The nerves in my stomach dance as I contemplate what I want to say.
There’s a lot of pressure. What if I say the wrong thing?
What if I say the right thing? There’s no guarantee Tristan will take either of the things I’m trying to say as good or bad.
Since he came back from the battlefield, he takes things differently than he used to.
I don’t know this man nearly as well as I knew the man before he left.
“You haven’t been not supportive. It’s hard for both of us. ”
A frustrated sigh escapes his chest. “I’m trying to figure out why it’s been so hard. We won, our country is recovering, and we’re continuing the line of succession. Everything here should be good. We should be happy.”
Grabbing his hand, I pull him to the left, through a hallway, into a room.
It’s the room where we first met each other on my first night at the castle.
When we step in and close the door, it’s as if we’ve been transported right back there.
I’m taken back to the same unsure woman I was, but I don’t let the uncertainty overtake me.
Instead, I go to the couch and motion for him to sit down.
When he does, I stand in front of him and tilt my head to the side.
“You know what you need? A drink. One like you poured us the first night we were here.”
He nods, agreeing.
It’s been a while since I’ve been able to take care of him.
Walking over to the bar on unsteady heels, I take a moment to center myself.

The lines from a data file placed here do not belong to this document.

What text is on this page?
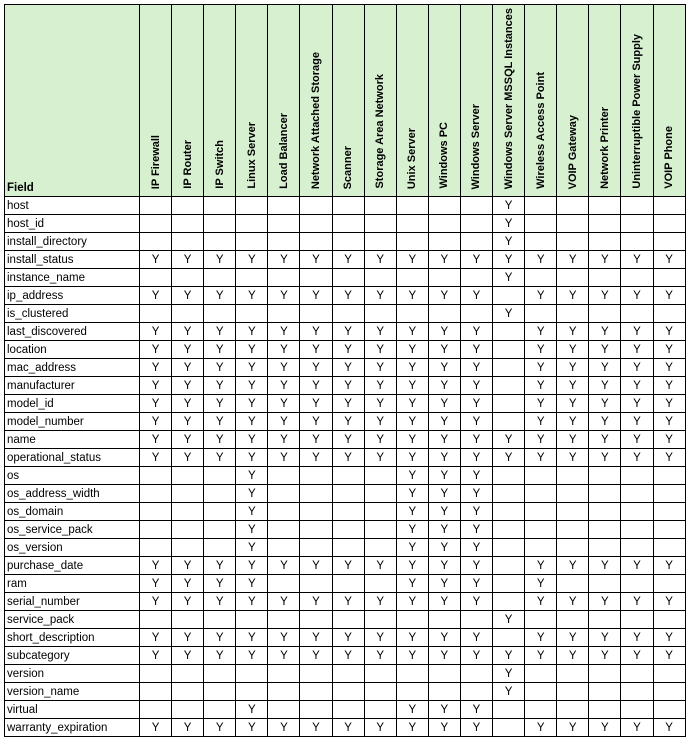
Field	IP Firewall	IP Router	IP Switch	Linux Server	Load Balancer	Network Attached Storage	Scanner	Storage Area Network	Unix Server	Windows PC	Windows Server	Windows Server MSSQL Instances	Wireless Access Point	VOIP Gateway	Network Printer	Uninterruptible Power Supply	VOIP Phone
host												Y					
host_id												Y					
install_directory												Y					
install_status	Y	Y	Y	Y	Y	Y	Y	Y	Y	Y	Y	Y	Y	Y	Y	Y	Y
instance_name												Y					
ip_address	Y	Y	Y	Y	Y	Y	Y	Y	Y	Y	Y		Y	Y	Y	Y	Y
is_clustered												Y					
last_discovered	Y	Y	Y	Y	Y	Y	Y	Y	Y	Y	Y		Y	Y	Y	Y	Y
location	Y	Y	Y	Y	Y	Y	Y	Y	Y	Y	Y		Y	Y	Y	Y	Y
mac_address	Y	Y	Y	Y	Y	Y	Y	Y	Y	Y	Y		Y	Y	Y	Y	Y
manufacturer	Y	Y	Y	Y	Y	Y	Y	Y	Y	Y	Y		Y	Y	Y	Y	Y
model_id	Y	Y	Y	Y	Y	Y	Y	Y	Y	Y	Y		Y	Y	Y	Y	Y
model_number	Y	Y	Y	Y	Y	Y	Y	Y	Y	Y	Y		Y	Y	Y	Y	Y
name	Y	Y	Y	Y	Y	Y	Y	Y	Y	Y	Y	Y	Y	Y	Y	Y	Y
operational_status	Y	Y	Y	Y	Y	Y	Y	Y	Y	Y	Y	Y	Y	Y	Y	Y	Y
os				Y					Y	Y	Y						
os_address_width				Y					Y	Y	Y						
os_domain				Y					Y	Y	Y						
os_service_pack				Y					Y	Y	Y						
os_version				Y					Y	Y	Y						
purchase_date	Y	Y	Y	Y	Y	Y	Y	Y	Y	Y	Y		Y	Y	Y	Y	Y
ram	Y	Y	Y	Y					Y	Y	Y		Y				
serial_number	Y	Y	Y	Y	Y	Y	Y	Y	Y	Y	Y		Y	Y	Y	Y	Y
service_pack												Y					
short_description	Y	Y	Y	Y	Y	Y	Y	Y	Y	Y	Y		Y	Y	Y	Y	Y
subcategory	Y	Y	Y	Y	Y	Y	Y	Y	Y	Y	Y	Y	Y	Y	Y	Y	Y
version												Y					
version_name												Y					
virtual				Y					Y	Y	Y						
warranty_expiration	Y	Y	Y	Y	Y	Y	Y	Y	Y	Y	Y		Y	Y	Y	Y	Y
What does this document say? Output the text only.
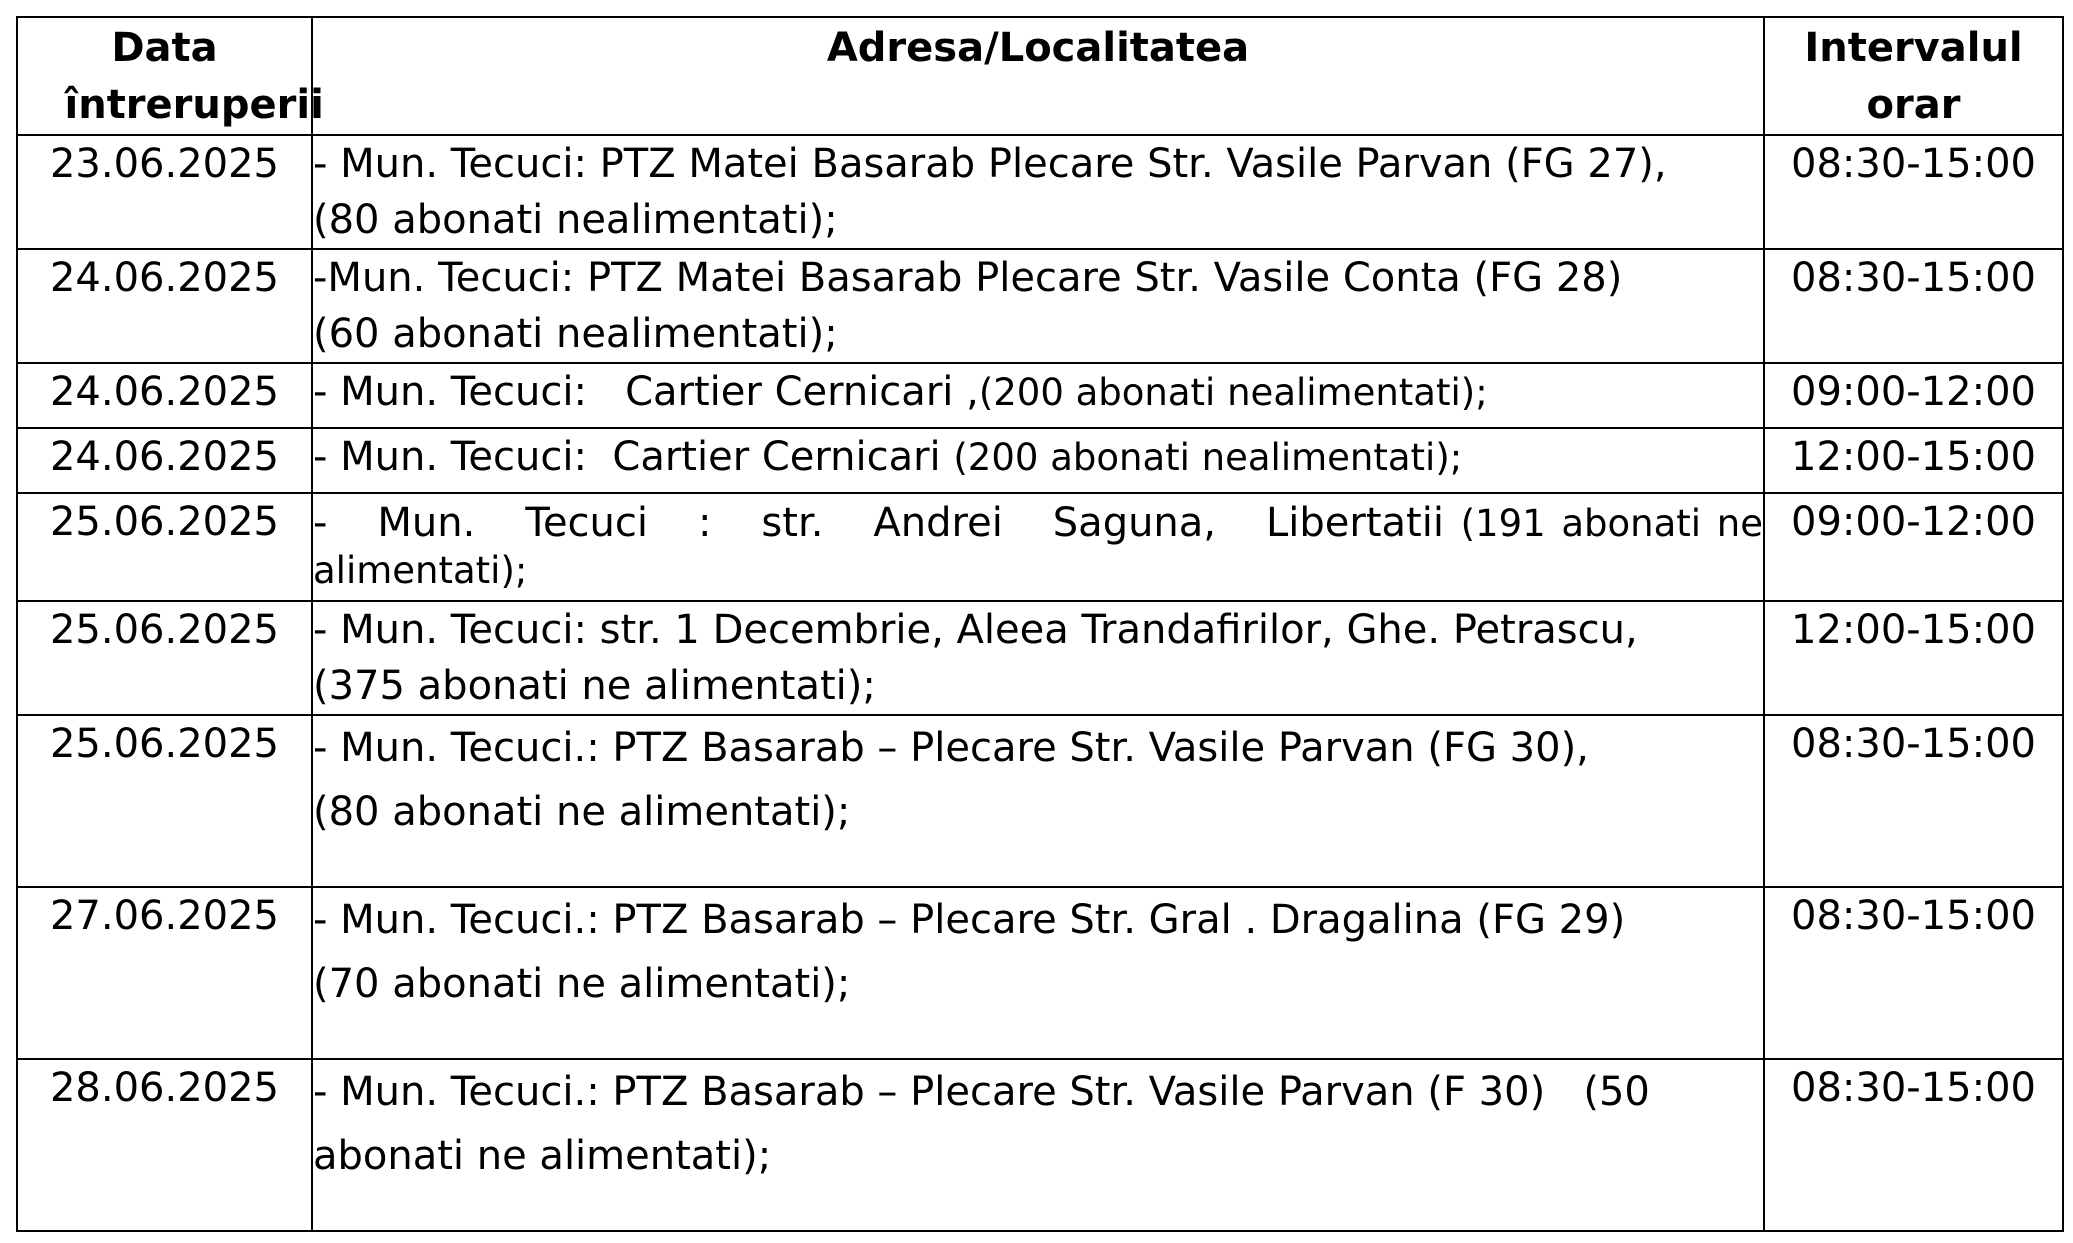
Data întreruperii	Adresa/Localitatea	Intervalul orar

23.06.2025	- Mun. Tecuci: PTZ Matei Basarab Plecare Str. Vasile Parvan (FG 27),
(80 abonati nealimentati);	08:30-15:00
24.06.2025	-Mun. Tecuci: PTZ Matei Basarab Plecare Str. Vasile Conta (FG 28)
(60 abonati nealimentati);	08:30-15:00
24.06.2025	- Mun. Tecuci:   Cartier Cernicari ,(200 abonati nealimentati);	09:00-12:00
24.06.2025	- Mun. Tecuci:  Cartier Cernicari (200 abonati nealimentati);	12:00-15:00
25.06.2025	-   Mun.   Tecuci   :   str.   Andrei   Saguna,   Libertatii (191 abonati ne alimentati);	09:00-12:00
25.06.2025	- Mun. Tecuci: str. 1 Decembrie, Aleea Trandafirilor, Ghe. Petrascu,
(375 abonati ne alimentati);	12:00-15:00
25.06.2025	- Mun. Tecuci.: PTZ Basarab – Plecare Str. Vasile Parvan (FG 30),
(80 abonati ne alimentati);	08:30-15:00
27.06.2025	- Mun. Tecuci.: PTZ Basarab – Plecare Str. Gral . Dragalina (FG 29)
(70 abonati ne alimentati);	08:30-15:00
28.06.2025	- Mun. Tecuci.: PTZ Basarab – Plecare Str. Vasile Parvan (F 30)   (50
abonati ne alimentati);	08:30-15:00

It’s surreal to be back here, with my husband, carrying our child, after everything we’ve been through.
Taking a deep breath through my nose and then out my mouth, I prepare his drink before turning and walking back over to him.
“Here ya go.”
“Thank you.”
Immediately, he takes a drink, and I have a seat across from him. Licking my lips, I start. “You said something back there. We should be happy. I am, are you?”
“It’s not that I’m not happy,” he starts. “It’s that I can’t get over what I did out there on the battlefield in the name of my country.” His voice is so low, I almost can’t hear him.
“Why don’t you tell me about some of it? Let me help you with what you are dealing with.”
He runs a hand through his hair. “I’m just not sure I can.”